Wed, 24 Mar 2004

Where we stand in the battle

TB remains a threat to the health and well-being of people around the world. Among infectious diseases, TB remains the second leading killer of adults in the world, with more than two million TB-related deaths each year.

Until TB is controlled, World TB Day will not be a celebration.

But it is a valuable opportunity to educate the public about the devastation TB can spread and how it can be stopped.

The theme chosen for World TB Day on March 24, 2004, is "Every Breath Counts -- Stop TB Now".

There is an inseparable link between the act of breathing and life itself. Indeed, breath, and breathing, are central to every human act and expression. Breath, and the act of breathing, are also closely associated with tuberculosis, an infectious disease that spreads through the air. People are infected when they inhale micro-droplets containing bacilli that infectious TB patients expel by coughing or sneezing.

Although a person with infectious TB, as shown experimentally, is capable of infecting between 10 and 15 people in one year, more than 100 million out of the 220 million people in Indonesia are already infected with the TB bacillus.

Not all of these infected people are sick and they do not necessarily have the disease. A country-wide health survey in 2001 showed that 583,000 people suffer from TB, while 286,000 among them are sources of TB infection, excreting live TB bacilli. Left untreated, 140,000 sufferers will die within two years.

Indonesia ranks third in the world in number of TB cases, behind India, with the largest TB burden of 800,000 infectious cases, and China with approximately 650,000 cases. Worldwide, the incidence of TB will rise to 10.6 million cases by the year 2020, accompanied by immense problems with the dreadful TB/HIV co- infection and multi-drug resistant (MDR) TB.

Acquiring epidemic proportions, WHO declared "TB a global emergency" in 1993. To combat TB in Indonesia, the minister of health declared "war on TB" on Nov. 4, 1998, which was followed up by the proclamation of Gerdunas TB (Concerted National Action to Stop TB) on March 24, 1999.

This national action requires all government hospitals and public health centers to cooperate with their non-governmental counterparts and private doctors to combat TB based on the DOTS strategy.

The tragedy of HIV/TB co-infection is that a healthy person infected with TB may get the disease if their immune system becomes weakened. This can be caused by a superimposed HIV infection. A rise in HIV infections in a community will result in a rise of the number of (infectious) TB patients in that community.

Whereas superimposed HIV infection in a patient already with TB will result in the early development of AIDS (double trouble). Superimposed HIV will also result in the emergence of mycobacterial resistance to anti-TB medicines and, eventually, lead toward incurable multi-drug resistant TB (triple trouble).

One of the major challenges in TB control is to ensure TB patients get a full course of uninterrupted treatment with the correct drug dosages.

In 2002, the World Health Organization introduced so-called fixed-dose combination (FDC) drugs for use in national TB programs.

Overall, there are five types of fixed-dose combinations.
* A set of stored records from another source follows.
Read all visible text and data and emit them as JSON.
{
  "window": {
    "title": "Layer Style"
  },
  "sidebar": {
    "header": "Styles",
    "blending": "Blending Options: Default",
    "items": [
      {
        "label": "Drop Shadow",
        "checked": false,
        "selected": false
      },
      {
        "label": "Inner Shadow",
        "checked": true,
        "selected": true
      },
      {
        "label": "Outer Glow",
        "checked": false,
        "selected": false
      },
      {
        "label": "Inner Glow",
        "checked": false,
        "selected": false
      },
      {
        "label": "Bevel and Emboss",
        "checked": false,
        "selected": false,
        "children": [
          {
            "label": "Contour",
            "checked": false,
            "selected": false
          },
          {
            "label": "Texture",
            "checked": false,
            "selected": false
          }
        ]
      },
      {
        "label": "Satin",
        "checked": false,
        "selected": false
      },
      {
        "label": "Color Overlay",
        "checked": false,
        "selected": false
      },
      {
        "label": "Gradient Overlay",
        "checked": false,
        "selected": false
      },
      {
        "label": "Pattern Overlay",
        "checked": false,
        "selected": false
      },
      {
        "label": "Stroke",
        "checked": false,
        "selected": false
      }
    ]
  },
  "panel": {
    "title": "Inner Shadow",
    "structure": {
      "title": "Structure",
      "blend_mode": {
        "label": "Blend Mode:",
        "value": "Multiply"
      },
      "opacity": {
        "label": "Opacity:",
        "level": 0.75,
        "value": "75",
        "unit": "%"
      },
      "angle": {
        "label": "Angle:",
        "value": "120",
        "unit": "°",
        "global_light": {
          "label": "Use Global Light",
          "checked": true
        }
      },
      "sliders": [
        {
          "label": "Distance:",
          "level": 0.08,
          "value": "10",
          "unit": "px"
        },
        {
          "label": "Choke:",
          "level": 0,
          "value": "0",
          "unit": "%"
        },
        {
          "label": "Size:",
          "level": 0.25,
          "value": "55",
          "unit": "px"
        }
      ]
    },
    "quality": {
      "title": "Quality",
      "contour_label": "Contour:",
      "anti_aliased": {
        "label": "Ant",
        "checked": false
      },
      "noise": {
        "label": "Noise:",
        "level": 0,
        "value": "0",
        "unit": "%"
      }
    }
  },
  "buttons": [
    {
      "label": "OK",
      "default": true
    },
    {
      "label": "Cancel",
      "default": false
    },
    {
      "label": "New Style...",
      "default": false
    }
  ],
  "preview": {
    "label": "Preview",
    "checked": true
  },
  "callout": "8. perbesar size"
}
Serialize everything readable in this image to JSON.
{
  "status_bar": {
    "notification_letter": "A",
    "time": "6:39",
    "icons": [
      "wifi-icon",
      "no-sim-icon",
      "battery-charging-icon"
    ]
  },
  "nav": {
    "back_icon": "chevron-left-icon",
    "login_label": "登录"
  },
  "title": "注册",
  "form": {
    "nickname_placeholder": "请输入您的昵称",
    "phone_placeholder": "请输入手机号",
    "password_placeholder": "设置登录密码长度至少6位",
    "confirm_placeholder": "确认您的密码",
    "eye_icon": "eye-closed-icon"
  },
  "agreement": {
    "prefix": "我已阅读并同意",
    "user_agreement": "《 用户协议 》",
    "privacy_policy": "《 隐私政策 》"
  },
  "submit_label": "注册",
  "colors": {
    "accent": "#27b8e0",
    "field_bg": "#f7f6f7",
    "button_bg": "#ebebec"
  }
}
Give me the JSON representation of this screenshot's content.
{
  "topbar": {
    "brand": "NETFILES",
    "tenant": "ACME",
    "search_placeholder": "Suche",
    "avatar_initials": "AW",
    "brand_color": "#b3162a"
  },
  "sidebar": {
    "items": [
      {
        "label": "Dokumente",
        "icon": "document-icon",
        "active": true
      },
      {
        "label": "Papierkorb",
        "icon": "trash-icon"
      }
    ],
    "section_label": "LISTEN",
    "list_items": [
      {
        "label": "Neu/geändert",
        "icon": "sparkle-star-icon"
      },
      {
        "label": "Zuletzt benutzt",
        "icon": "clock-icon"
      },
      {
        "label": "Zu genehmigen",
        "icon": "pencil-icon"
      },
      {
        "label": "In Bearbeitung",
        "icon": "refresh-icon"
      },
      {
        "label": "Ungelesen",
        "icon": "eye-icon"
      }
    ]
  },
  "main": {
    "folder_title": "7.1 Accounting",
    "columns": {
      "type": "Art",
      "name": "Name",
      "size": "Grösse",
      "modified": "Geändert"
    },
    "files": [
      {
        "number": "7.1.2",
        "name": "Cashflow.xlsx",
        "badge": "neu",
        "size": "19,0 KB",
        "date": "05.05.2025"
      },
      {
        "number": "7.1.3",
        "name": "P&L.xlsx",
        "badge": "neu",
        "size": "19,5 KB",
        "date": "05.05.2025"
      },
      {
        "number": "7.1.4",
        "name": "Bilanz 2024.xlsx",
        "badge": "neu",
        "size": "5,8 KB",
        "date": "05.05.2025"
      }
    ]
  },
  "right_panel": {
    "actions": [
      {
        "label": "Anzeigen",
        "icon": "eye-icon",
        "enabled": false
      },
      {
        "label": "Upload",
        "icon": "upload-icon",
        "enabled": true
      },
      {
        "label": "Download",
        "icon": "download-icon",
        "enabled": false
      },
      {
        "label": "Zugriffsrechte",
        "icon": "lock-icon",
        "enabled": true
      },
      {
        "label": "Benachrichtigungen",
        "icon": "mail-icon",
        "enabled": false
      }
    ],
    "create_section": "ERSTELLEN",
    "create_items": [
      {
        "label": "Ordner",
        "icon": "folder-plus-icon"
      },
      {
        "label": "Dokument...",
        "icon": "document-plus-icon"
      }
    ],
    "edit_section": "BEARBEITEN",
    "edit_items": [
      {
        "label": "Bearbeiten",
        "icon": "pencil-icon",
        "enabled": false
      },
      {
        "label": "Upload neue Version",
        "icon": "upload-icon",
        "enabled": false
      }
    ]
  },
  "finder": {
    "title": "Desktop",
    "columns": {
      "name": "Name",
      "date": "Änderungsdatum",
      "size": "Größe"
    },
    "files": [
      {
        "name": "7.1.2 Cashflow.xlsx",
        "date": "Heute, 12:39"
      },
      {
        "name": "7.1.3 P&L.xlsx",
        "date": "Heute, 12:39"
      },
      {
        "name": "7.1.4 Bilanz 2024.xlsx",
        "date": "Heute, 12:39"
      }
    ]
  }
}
Those used in Indonesia are the so-called 4FDC tablets (containing isoniazid, rifampicin, pyrazinamide and ethambutol) for the initial, daily, intensive phase of two months, and 2FDC tablets (containing isoniazid and rifampicin) for the continuing intermittent phase (three times per week for four months).

Last year, Central Java, Yogyakarta, East Java and South Sulawesi, as part of a pilot project, started to use these FDC tablets in their TB control programs.

Credit has to be given to the WHO, because for the first time in the history of TB chemotherapy, these tablets contain meticulously accurate dosages of anti-TB drugs that can comfortably be used for any patient with a body weight of 27 kilograms to over 70 kilograms, under routine program conditions.

Prior to the introduction of FDC tablets, a patient would have to swallow eight different shaped, sized and colored tablets in a single dose, while risking serious overdoses of the drugs if a patient's weight was less than 40 kilograms.

Now, depending on weight, a patient only takes two to a maximum of four FDC tablets per day.

The use of FDC tablets may effectively prevent the false dosing of drugs, increase compliance and ultimately prevent the emergence of resistant TB.